By drawing on data from the fruit fly and yeast, the researchers developed a genetic interaction network for C. elegans consisting of 2,254 genes and 18,183 interactions.
They then experimentally evaluated how well the database worked by testing whether the interactions it predicted could actually be confirmed by laboratory experiments. In these experiments, they used the database to develop lists of predicted interactions for two well-characterized genes in two different pathways in the worm. One gene controls a pathway that governs development of cells in a structure called the vulva. And the second gene controls the machinery by which the worm pumps its food through its pharynx.
In both cases, the researchers were able to use the database to correctly predict the genetic interactions that were revealed by experiments in which the researchers knocked out genes in the two biological pathways, said Sternberg.

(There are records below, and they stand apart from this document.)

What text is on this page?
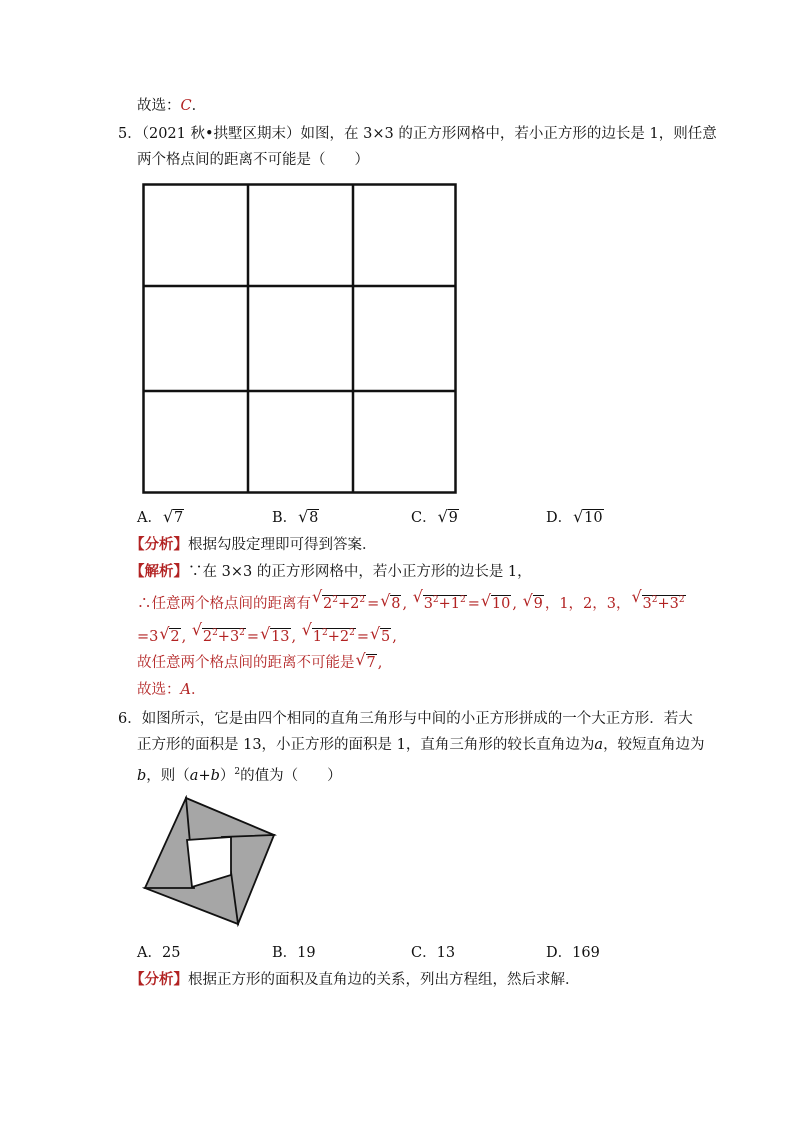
故选：C．
5．（2021 秋•拱墅区期末）如图，在 3×3 的正方形网格中，若小正方形的边长是 1，则任意
两个格点间的距离不可能是（　　）
A． √ 7	B． √ 8	C． √ 9	D． √ 10
【分析】根据勾股定理即可得到答案．
【解析】∵在 3×3 的正方形网格中，若小正方形的边长是 1，
∴任意两个格点间的距离有 √ $2^2+2^2$ = √ 8 , √ $3^2+1^2$ = √ 10 , √ 9 ，1，2，3， √ $3^2+3^2$
=3 √ 2 , √ $2^2+3^2$ = √ 13 , √ $1^2+2^2$ = √ 5 ,
故任意两个格点间的距离不可能是 √ 7 ,
故选：A．
6．如图所示，它是由四个相同的直角三角形与中间的小正方形拼成的一个大正方形．若大
正方形的面积是 13，小正方形的面积是 1，直角三角形的较长直角边为a，较短直角边为
b，则$(a+b)^2$的值为（　　）
A．25	B．19	C．13	D．169
【分析】根据正方形的面积及直角边的关系，列出方程组，然后求解．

In a commentary on the paper that was published in the same issue of Science, HHMI investigator Sean Eddy wrote that Zhong and Sternberg had taken “a step toward total information awareness in genetic analysis. They have developed an integrated database system that predicts genetic interactions in the worm Caenorhabditis elegans, one of the best-studied models of how animals work.”
Eddy added in an interview, “One reason the work is significant is that they didn't just make a bunch of predictions. They did the necessary experiments to verify some of them. That's still a rare combination in computational biology papers. The Sternberg lab is one of the few worm labs with the skills to do both computational and experimental work at a very high level. They're not only the home of the community WormBase database, they're also top flight worm geneticists.”
Zhong and Sternberg are making the database publicly available at Predictions(tenaya.caltech.edu:8000/predict. They are also updating the data, which were based on the scientific literature as of 2005.
As a next step, they plan to explore whether the database can function in the other direction -- using the gene interaction information on C. elegans to predict interactions in fruit flies and yeast. One of their future goals is to integrate data from other organisms, such as mice and even plants, and to determine whether the new data improve the predictive capability of their database.
“The overall lesson we learned -- which was very pleasing -- was that there are clearly good databases out there; and we in the research community really know more than we thought we did,” said Sternberg. “But even though there is a lot of knowledge about genetic interactions, people can't read all the papers on them. So, we hope this approach will enable researchers to do a simple search to see the predicted interactions for their gene of interest. Then they could save time in choosing which interactions to test experimentally, getting more bang for their buck. And more generally, the database will help in retrieving the genetic interaction data that's publicly available out there.”